Reduction in certification scope
One of the most immediate impacts for firms will be a reduction in certification roles. The removal of duplicate certification requirements for individuals performing overlapping functions is expected to reduce the certified population by around 15%.
For many firms, this will materially reduce the scale of annual certification exercises and ongoing record-keeping requirements. While certification itself remains in place, the regulators are clearly signalling a move towards a more proportionate and risk-focused approach. Music to everyone’s ears!
Fewer firms captured by Enhanced SMCR
Thresholds for Enhanced firms will increase by 30%, meaning a number of firms are likely to move from the Enhanced regime into the Core category.
This is a significant change. Enhanced firms are subject to more detailed governance, documentation and oversight requirements, so moving out of this category should result in a noticeable reduction in ongoing SMCR workload.
The change reinforces the regulators’ focus on ensuring the most intensive requirements apply primarily to the largest and most complex firms.
Greater flexibility for senior manager processes
Several practical changes have been introduced to ease pressure around senior manager appointments and role changes.
Firms will benefit from:
- More time to submit senior manager approval applications in urgent or temporary scenarios
- Additional time to notify changes to Statements of Responsibilities
- Longer validity periods for criminal record checks used in applications
- More time to update the FCA Directory
These adjustments address common operational challenges and should make succession planning and interim arrangements easier to manage.

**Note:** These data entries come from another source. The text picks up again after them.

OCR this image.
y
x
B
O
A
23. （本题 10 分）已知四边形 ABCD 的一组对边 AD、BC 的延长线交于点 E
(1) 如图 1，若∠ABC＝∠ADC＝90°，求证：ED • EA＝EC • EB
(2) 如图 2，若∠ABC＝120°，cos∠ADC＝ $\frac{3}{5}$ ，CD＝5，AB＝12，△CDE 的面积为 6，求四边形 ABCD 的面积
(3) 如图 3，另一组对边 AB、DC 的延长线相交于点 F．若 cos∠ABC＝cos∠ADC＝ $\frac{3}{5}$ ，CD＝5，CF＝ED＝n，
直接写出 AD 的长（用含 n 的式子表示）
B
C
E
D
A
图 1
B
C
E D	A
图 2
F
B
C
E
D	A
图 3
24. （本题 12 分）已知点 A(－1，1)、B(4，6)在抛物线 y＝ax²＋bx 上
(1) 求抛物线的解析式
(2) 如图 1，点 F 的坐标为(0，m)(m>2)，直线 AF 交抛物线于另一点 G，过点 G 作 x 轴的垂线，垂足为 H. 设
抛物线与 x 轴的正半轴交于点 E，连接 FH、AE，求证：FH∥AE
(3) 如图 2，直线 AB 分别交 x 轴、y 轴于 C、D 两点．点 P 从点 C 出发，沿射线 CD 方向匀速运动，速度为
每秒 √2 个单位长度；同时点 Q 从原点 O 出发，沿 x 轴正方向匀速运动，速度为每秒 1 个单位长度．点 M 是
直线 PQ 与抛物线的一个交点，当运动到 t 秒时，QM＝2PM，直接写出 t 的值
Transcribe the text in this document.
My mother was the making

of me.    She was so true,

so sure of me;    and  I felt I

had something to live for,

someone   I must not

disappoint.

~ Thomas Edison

Streamlining annual certification
Annual fit and proper assessments will also be simplified.
Although full detail will follow in guidance, the regulators have confirmed their intention to streamline evidential requirements and reduce duplication within annual certification processes.
This is likely to be particularly welcomed by firms with large certified populations, where the annual cycle can be resource-intensive.
Early steps in a wider reform programme
Importantly, this announcement should be viewed as the beginning of a broader reform journey.
The government has already signalled that it is considering legislative changes that could reshape the future of the Certification Regime and reduce the number of Senior Management Functions requiring regulatory approval.
Further consultation is expected later in 2026.
What firms should be doing now
In the short term, firms should begin assessing:
- Whether their Enhanced/Core classification may change
- The impact of reduced certification scope
- Opportunities to streamline annual certification processes
- Updates required to internal SMCR procedures and governance documentation
While the immediate changes are incremental, they clearly indicate a longer-term shift towards a more proportionate SMCR framework.
Firms should view this as the start of a phased programme rather than a single regulatory update.